The last couple of years have been particularly interesting. The company has managed to move beyond just physical goods, and get very serious with digital movie, music, and book distribution. Amazon does so incredibly well at selling digital books, that they decided to get into the hardware business and build their own line of ebook readers. There’s no way denying that Amazon is undoubtedly successful in the ebook reader business. Since the Kindle’s inception, they have continued to iterate and refine the product, year-after-year. They have also significantly managed to bring down its price to levels where you don’t even have to think to buy one (just $89 for the base model). Amazon now loses money on their Kindle business, but they make up for it in spades with the sales of their digital content. They know full well that the Kindle, as a device, is absolutely useless unless you buy content from their store. With this kind of consumer lock-in, the company can continue to churn out new Kindles at lower price points — therefore bringing on even more new customers, which ends up leading to more content sales.
Amazon is now firmly planted in the hardware business. They have a large enough portfolio of Kindle ebook readers, spanning from basic e-ink models to colour tablet versions like the Kindle Fire. It would be foolish to think that the company isn’t getting exponentially better at building and selling these devices. So where does this take them next? There have been rumours and rampant speculation that the next step for them is to get into the smartphone game. I honestly have no information to back any of those stories that have been made. Would I be surprised if they did build a smartphone? No, not really.
Speaking of building smartphones, Robin Wauters reporting for The Next Web shares something rather interesting:
Texas Instruments (TI), which recently announced that it will wind down its operations in smartphone and tablet oriented OMAP chips and instead focus on embedded platforms, is engaged in ‘advanced negotiations’ to sell that particular line of business to one of its largest customers: Amazon.com.
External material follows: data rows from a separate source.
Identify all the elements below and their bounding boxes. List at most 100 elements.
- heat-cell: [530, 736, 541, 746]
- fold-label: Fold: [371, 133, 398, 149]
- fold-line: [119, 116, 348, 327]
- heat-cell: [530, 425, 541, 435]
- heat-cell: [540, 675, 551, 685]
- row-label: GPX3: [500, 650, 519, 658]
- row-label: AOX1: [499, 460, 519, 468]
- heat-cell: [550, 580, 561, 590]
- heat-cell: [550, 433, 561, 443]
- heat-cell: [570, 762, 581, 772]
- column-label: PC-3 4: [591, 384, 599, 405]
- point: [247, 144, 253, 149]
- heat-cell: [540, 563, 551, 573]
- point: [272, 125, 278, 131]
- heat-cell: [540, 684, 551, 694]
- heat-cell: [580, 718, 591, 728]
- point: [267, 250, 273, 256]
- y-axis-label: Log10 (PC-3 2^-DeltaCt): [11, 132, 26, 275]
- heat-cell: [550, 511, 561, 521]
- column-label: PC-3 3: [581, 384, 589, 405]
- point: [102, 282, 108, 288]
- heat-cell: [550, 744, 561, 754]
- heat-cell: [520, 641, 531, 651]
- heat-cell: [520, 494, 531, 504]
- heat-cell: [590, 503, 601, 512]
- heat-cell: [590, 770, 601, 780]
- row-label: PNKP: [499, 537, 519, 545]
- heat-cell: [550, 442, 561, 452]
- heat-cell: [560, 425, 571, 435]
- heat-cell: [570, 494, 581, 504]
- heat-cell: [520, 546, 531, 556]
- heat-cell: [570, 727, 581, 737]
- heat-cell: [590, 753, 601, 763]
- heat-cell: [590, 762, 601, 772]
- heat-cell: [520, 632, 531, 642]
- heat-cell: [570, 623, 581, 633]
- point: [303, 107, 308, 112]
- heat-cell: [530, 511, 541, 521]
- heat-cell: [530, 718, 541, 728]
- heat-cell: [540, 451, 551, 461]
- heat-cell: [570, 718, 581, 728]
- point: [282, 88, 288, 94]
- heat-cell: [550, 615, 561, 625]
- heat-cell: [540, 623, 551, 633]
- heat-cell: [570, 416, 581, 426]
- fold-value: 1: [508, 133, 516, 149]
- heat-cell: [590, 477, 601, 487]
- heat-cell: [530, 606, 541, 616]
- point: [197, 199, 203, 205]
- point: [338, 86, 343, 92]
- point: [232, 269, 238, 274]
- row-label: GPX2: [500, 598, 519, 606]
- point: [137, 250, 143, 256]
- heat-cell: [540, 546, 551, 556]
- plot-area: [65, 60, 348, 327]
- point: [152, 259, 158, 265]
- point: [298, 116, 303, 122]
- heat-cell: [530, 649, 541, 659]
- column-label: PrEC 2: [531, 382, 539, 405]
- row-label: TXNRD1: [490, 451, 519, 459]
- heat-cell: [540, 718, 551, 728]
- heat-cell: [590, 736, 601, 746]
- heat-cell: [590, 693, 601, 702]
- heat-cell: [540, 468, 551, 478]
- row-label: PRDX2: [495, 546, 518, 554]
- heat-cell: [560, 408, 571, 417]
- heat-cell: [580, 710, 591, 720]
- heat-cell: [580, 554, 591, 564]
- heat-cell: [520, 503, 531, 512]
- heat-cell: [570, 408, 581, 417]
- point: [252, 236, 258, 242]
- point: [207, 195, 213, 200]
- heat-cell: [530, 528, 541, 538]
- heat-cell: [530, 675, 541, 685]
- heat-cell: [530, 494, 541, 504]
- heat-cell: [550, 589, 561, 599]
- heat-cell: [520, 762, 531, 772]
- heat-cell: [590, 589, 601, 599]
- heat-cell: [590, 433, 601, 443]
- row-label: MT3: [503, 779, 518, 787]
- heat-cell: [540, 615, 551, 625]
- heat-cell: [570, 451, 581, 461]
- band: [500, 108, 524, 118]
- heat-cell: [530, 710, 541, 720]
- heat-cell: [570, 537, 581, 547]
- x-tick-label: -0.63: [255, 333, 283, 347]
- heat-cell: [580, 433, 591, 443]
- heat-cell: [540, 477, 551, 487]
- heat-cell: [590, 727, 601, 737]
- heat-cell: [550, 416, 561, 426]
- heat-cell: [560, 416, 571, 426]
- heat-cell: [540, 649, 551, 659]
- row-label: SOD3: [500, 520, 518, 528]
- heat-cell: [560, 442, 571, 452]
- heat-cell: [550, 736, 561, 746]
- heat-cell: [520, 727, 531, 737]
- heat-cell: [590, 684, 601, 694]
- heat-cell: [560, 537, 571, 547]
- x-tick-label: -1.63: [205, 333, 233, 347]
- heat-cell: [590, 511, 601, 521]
If this is true, and even if Amazon does actually end up acquiring this part of Texas Instruments’s business, it doesn’t necessarily mean they plan on building a smartphone — at least not for now. Owning a chip manufacturer would bring many benefits for Amazon: namely tight control over the design and manufacturing of the chips that end up in their own devices. Does this sound familiar? Apple did this very same thing with the design of the new A6 chip that ended up in the iPhone 5. They weren’t happy with someone else just being a partner — they wanted completely end-to-end control. Whatever happens with Amazon’s continued foray into the ebook and tablet business, the company is only going to continue to build and build into a much larger competitor for Apple than any one Android OEM could ever be.